Arghea Desafti Hapsari, Jakarta – The Constitutional Court has acknowledged that the deliberation process of the 2009 Supreme Court Law bore procedural flaws, but it decided to keep the law regardless.
The court Wednesday ruled that the law was to be retained "for the sake of the legal expediency principal".
"Despite the procedural flaws in the law's deliberation, the law's material does not cause legal problems," constitutional judge Ahmad Fadlil Sumadi said as he read out the verdict.
"If the law, which has become flawed procedurally, was averred as not legally binding, the circumstances would not be better," he added.
Several NGO activists filed for a judicial review request of the law in March last year. They argue that the law's deliberation process was against the constitution.
Petitioners have presented a witness, Febridiansyah, who told the court that several legislators had tried to express their refusal to then House speaker Agung Laksono's decision to deliberate the law during a hearing at the House of Representatives last year.
House regulation says that voting is to be conducted if a hearing becomes a deadlock. The hearing that deliberated the Supreme Court law, however, never went into voting.
Febri also said that, based on his counting, no more than 96 legislators had been present at the hearing.
The number was less than half of the total number of members of the House of Representatives.
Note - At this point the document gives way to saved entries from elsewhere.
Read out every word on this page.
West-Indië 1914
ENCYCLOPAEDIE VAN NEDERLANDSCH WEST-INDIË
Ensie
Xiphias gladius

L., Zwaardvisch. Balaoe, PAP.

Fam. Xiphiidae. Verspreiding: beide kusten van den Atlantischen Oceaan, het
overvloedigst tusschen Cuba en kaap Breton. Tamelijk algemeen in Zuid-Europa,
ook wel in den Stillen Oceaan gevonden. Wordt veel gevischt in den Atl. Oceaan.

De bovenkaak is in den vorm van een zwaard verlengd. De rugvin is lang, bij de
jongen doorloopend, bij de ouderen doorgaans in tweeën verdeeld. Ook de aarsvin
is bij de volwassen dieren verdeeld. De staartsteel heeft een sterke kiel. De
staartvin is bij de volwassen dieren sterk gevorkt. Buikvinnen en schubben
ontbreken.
House regulation says that a decision can only be made in a hearing when it is attended by at least half of the total legislators.
One of the petitioners, Danang Widoyoko from Indonesia Corruption Watch, said after Wednesday's hearing that the court's decision to keep the law would be a bad precedent of other procedurally flawed laws. "Now legislators can desert [hearings] all they like," he added.
The move to request for a judicial review of the law came in 2009 amid concerns that Supreme Court justices were outdated. Then Supreme Court deputy chief Harifin A. Tumpa, now the court chief, collapsed when inaugurating six new justices in a ceremony early last year. Harifin was then 66 years old, the oldest justice at the court.
The incident happened not long after the endorsement of the Supreme Court law, which extends the retirement age of Supreme Court judges from 67 to 70, despite that the average life expectancy in Indonesia is 65 to 67.
"The lawmakers and the Constitutional Court should be promoting young people and a Supreme Court that has a vision of corruption eradication. The old judges let corrupt officials walk free. They do not work in line with the spirit of today," he added.